Vakhim è, ad oggi, il ritratto più personale, intimo, autentico, disarmato, perfino politico di Francesca Pirani (nel curriculum più recente anche D’Annunzio, l’uomo che inventò se stesso e Beo): è, infatti, la storia in prima persona – la regista di scuola bellocchiana, oltre che sceneggiatrice, è qui anche voce narrante - della sua maternità difficile a cavallo tra Italia e Cambogia.

Al centro, la parabola del figlio che nomina il film. Vakhim è portato nel 2008 a Roma dal remoto orfanotrofio cambogiano di Phnom Penh. Il bambino inizialmente non conosce l’italiano, ma, tra passione canora, scuola, cartoni e basket, s’integra, si fa adolescente, rincontra e si lega alla sorella Maklin, a Roma per l’università, fin quando, spunta la possibilità di conoscere la loro madre biologica. Il viaggio in Cambogia dei genitori adottivi e dei fratelli è, allora, ricerca del passato perduto, del villaggio dimenticato, di una lingua rimossa, di un popolo, di una cultura, di un modo d’essere perso nelle nebbie dei ricordi d’infanzia.

Pirani apre l’album dei ricordi famigliari e compone, senza remore, un doc sofferto, che sa di liberazione e ricomposizione degli affetti. Il film si struttura in un continuo ponte espressivo: tra realismo e memoria, tra comunicabilità e incomunicabilità, tra presenza e assenza, tra identità e assimilazione culturale, tra padri e figli, tra vicinanza e distanza, tra italiano e khmer, tra passato e presente, tra famiglia acquisita e famiglia biologica. 

Stilisticamente ciò si traduce nell’alternanza tra gli home movies d’epoca che catturano tutta l’infanzia del figlio e i frangenti di fiction che ricostruiscono, con licenza di inventare, le fughe con la madre biologica dal marito alcolizzato e violento.

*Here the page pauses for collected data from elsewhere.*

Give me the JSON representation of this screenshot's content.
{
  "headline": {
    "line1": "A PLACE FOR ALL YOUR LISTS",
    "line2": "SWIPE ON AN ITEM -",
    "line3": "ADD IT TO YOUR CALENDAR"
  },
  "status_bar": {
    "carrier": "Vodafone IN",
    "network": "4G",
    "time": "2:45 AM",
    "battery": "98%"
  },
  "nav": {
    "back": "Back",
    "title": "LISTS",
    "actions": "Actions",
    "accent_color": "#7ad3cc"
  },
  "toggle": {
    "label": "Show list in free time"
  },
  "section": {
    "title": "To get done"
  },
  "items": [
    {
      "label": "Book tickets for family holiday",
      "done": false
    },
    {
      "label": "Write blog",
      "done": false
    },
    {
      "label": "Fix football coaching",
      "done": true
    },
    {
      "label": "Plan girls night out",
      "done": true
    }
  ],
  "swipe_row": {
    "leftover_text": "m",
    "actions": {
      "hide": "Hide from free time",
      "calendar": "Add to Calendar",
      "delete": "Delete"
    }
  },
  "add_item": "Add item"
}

Vakhim è un doc composito, intimamente familista, che si fa confessionale aperto e genealogia famigliare, dove la ricerca di radici identitarie è complessità irrisolta, a volte rimossa, spesso rinnegata, ma resa con una strabordante cifra emotiva, che si snoda lungo tutta la vita del giovane protagonista. Un’opera che, di scorcio, ci consegna pure, con tutto il suo indiretto carico di denuncia, lo scandalo delle adozioni internazionali, nella scelta forzata delle madri cambogiane di svendere i figli per pochi soldi in quanto incapaci di garantire loro un avvenire decoroso. Sfruttamento economico che strangola, dunque, la scelta della maternità. Una povertà che dilania il mondo asiatico, mentre l’agio borghese occidentale permette di prelevare e allevare i figli d’Oriente.

Oltre a ciò, alla lunga si staglia anche lo sguardo limpido e affascinato che la camera di Pirani getta sulle strade polverose, sui villaggi verdeggianti, sull’ingenuità felice degli abitanti, sulle fronde verdi, sulla fauna cambogiana. Come a tradurre visivamente un’alterità luminosa, un’inafferrabilità di senso, una sete di ricerca e scoperta che caratterizza tanto l’occhio straniero quanto, per traslato, il mistero inesauribile della genitorialità.